A programmer responding to the nickname said, “jbetker” and who works OpenAI In June, he wrote an interesting post on his blog and it triggered him. A heated debate on XIn the meantime, we’ll have to consider stopping calling Elon Musk’s platform the “old Twitter” someday. It took several months, specifically five months, for the shockwave to reach fans. Artificial intelligenceBut a strong idea always fails with its own weight: the tweeter who posted this on the old bird network did it in five days several million answers. What did he say jbetker To begin with, it was because all the Masters (Big Language Models) that we interact with today and that allow us to explore the wonders of Generative AI arrive at the same endpoint, regardless of training strategies, which is a secondary factor. . These models create magic with dataIts creators are amazed at the capabilities they’ve achieved, even exceeding their expectations, but there’s nothing beyond this initial data. Artificial intelligence does not think the way we humans understand this thought; They’re stochastic parrots subject to chance: “a bitter lesson,” according to the tweeter who posted the comment. jbetker. Another X customer is still on the other side saying “nobody”: “So this means that a generative model can never move beyond the data it was trained on. So we will never get into a state of reasoning.”

Comment jbetker, who specifically worked on the development of OpenAI’s image generator DALL-E. This is a secondary consequence that can be expressed by slightly modifying that old Vainica Doble song: it’s all in the data. Or let’s look at Groucho Marx, who was right once again: Starting from nothing you can only reach the highest levels of misery. AI would be nothing without data, without the corpus of data as it is technically known, without the trillions of data that are the long version of human knowledge. It is therefore very surprising that the “new oil” of the fourth industrial revolution, as many people call this data, allows its owners to run the engine of Artificial Intelligence without giving even a single euro to the world’s altruistic donors. fuel.

So we can take a deep breath. The so-called IAG (Artificial General Intelligence) which pursues with great zeal Sam Altman with his mysterious project Q StarAlso called Q*, it’s something its critics fear is like Terminator’s “Judgment Day.” still far away. But the problem is not trivial: the possibility that AI will at some point become smarter than humans, especially at valuable tasks such as mathematics, was what was behind the attempted “coup” by part of the OpenAI council. Fire Altman. There are so many crumbs that there are already those who dream With a new series on Netflix.

Two tests, one of which was gamified with millions of people and the other was conducted in the laboratory, proved what we had perhaps forgotten with the Alan Turing test: People are much smarter.

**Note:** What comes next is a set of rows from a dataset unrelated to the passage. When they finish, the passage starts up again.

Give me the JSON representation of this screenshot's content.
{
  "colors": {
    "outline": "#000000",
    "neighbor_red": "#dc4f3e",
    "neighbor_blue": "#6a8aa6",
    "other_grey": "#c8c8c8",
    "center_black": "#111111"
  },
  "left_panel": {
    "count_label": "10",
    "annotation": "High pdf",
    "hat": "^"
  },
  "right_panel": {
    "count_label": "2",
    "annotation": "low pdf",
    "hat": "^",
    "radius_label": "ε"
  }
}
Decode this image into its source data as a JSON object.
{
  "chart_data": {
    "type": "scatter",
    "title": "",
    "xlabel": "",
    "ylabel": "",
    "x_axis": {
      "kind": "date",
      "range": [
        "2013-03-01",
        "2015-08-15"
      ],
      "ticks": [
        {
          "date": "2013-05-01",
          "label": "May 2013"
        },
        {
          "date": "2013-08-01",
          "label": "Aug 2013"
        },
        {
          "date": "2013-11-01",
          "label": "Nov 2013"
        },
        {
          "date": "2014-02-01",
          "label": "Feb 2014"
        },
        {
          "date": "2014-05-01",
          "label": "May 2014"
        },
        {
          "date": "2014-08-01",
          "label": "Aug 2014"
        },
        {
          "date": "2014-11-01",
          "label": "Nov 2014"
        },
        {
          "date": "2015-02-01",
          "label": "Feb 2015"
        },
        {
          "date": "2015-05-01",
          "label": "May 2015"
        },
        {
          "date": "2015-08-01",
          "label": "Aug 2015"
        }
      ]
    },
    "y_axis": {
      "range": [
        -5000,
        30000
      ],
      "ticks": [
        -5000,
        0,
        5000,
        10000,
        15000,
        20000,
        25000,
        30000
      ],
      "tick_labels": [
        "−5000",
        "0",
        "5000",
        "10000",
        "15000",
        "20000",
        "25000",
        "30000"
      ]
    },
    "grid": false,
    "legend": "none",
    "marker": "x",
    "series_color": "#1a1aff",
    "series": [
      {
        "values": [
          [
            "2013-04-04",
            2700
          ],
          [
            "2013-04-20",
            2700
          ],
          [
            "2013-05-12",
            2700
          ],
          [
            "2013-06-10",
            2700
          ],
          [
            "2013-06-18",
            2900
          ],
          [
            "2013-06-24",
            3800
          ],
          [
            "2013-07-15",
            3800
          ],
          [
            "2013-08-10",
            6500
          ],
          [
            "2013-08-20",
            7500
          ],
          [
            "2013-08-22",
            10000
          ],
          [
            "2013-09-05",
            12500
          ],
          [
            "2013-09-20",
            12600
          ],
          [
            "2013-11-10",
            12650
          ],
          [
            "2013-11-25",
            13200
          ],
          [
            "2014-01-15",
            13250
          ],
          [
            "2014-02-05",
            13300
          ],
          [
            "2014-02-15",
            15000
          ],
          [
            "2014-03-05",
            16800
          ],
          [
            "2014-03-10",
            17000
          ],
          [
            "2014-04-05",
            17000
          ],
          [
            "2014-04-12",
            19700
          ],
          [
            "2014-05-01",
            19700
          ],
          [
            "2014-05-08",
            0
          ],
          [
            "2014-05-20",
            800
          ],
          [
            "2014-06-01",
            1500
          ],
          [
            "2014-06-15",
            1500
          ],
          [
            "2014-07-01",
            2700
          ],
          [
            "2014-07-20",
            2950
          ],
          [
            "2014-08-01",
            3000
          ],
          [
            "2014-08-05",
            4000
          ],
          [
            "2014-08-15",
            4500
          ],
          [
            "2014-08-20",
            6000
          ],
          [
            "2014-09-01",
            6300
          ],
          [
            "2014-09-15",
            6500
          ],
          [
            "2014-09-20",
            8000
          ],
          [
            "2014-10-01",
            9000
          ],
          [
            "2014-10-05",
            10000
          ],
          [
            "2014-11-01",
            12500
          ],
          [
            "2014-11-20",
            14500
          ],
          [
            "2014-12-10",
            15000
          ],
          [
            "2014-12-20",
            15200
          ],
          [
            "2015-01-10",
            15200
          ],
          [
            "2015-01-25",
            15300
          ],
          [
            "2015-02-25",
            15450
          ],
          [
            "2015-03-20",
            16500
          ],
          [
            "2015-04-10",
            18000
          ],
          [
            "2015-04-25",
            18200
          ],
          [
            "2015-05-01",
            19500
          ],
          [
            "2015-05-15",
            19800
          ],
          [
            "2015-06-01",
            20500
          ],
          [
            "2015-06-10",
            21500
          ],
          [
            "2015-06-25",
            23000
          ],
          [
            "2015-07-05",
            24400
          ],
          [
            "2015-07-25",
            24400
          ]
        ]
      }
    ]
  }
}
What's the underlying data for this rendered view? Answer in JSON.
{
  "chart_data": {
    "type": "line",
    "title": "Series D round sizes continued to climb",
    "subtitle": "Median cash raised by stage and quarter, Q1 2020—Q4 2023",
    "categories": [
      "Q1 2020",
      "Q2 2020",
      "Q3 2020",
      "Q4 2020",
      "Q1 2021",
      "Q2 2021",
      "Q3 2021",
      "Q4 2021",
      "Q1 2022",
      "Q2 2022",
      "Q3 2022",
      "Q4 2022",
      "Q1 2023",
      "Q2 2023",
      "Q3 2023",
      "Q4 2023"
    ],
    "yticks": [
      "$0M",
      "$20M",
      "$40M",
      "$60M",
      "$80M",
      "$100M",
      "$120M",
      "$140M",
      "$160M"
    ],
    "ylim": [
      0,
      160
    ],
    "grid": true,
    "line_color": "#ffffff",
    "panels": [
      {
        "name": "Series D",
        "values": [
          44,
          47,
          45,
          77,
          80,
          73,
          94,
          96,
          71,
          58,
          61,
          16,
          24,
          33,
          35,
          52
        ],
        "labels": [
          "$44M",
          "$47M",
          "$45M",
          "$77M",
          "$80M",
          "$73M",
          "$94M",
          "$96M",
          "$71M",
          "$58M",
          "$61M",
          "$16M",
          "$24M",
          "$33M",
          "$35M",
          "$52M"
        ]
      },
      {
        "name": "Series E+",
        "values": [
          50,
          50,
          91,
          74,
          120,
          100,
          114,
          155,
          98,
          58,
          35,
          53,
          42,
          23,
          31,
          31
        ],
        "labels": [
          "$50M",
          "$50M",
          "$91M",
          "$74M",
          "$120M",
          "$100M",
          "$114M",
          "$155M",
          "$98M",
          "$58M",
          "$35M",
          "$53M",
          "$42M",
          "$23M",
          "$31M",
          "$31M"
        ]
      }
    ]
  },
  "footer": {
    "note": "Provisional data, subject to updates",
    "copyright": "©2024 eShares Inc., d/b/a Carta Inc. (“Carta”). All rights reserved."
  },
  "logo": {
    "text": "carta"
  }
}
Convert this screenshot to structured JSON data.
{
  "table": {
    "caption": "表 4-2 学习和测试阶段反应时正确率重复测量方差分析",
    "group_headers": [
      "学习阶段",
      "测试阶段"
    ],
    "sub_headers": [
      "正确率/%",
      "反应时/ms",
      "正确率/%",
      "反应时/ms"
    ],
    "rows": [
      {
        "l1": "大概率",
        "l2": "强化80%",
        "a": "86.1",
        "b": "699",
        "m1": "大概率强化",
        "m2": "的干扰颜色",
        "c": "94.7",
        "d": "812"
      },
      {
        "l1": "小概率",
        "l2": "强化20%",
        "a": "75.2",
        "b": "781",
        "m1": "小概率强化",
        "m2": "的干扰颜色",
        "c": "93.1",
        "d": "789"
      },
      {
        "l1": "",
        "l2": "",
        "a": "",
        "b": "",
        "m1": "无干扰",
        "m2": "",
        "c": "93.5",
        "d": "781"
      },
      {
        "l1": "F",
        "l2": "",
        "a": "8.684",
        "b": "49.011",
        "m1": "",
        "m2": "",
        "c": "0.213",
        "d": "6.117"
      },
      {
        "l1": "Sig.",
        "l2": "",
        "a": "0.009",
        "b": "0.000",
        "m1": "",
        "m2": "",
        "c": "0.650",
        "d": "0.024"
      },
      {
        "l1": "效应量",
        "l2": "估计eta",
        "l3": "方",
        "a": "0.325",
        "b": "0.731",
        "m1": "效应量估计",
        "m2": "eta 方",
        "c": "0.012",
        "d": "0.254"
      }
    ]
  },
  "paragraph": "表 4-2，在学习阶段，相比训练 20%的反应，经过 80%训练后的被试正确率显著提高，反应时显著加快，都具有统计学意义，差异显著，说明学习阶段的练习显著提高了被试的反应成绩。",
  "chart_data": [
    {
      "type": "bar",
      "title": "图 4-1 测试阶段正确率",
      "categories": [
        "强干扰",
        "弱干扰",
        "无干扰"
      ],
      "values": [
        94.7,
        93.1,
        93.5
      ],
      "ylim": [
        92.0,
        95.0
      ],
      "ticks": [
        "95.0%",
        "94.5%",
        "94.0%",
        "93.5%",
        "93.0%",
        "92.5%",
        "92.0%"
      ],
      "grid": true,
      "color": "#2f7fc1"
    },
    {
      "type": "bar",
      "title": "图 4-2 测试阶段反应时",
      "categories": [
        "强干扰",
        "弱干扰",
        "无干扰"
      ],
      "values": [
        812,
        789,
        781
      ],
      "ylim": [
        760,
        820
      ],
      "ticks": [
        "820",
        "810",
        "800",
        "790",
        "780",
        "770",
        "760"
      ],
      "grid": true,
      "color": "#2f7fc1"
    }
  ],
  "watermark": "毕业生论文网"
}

An interesting gamification project, based on the Turing Test with the participation of millions of volunteers, showed that people are not so incompetent and that they “get” an artificial intelligence that behaves like a human, revealing that people are still smarter than we thought. six times out of ten. But be careful, do not sleep, because cybernetics are lurking: Don’t miss the strong internal logic and inherent cockiness of ChatGPT when questioned about the outcome of this experiment by the well-known technology site “Microsiervos”: “There is room for improvement.” A study from Cornell University reveals the same thing with this gamified test: Only 41% of analyzed AI models pass the famous gamified test. Alan Turingis the patron saint of artificial intelligence and the Enigma decoder, while humans are 25 points away with 63 points. Let’s take a deep breath again.

AI can just be data at a glance mixed in a magic shaker, yes, but their shine hides our inferiority complex: We humans don’t value our skills enough and where they come from. In another post on his blog, mentioned above jbetker He is furious at people who compare the intelligence of a three-year-old child to an AI model. To excuse the AI, which he presents as the “weak part” in this comparison, the programmer says this is so for one reason: the child has much more data than the machine. To demonstrate this, he begins translating into computer terms the amount of information a human receives during his three-year life, and it turns out that it processes more information than an AI like Llama 65b created by Meta (65,000 million parameters). . It also goes way beyond that. Let’s extrapolate this information to a 20, 30 or 40 year old person. The billions of parameters of some models are not so impressive anymore. We need to be more aware that what worries us so much has not yet reached our level, and not the other way around. But for how long?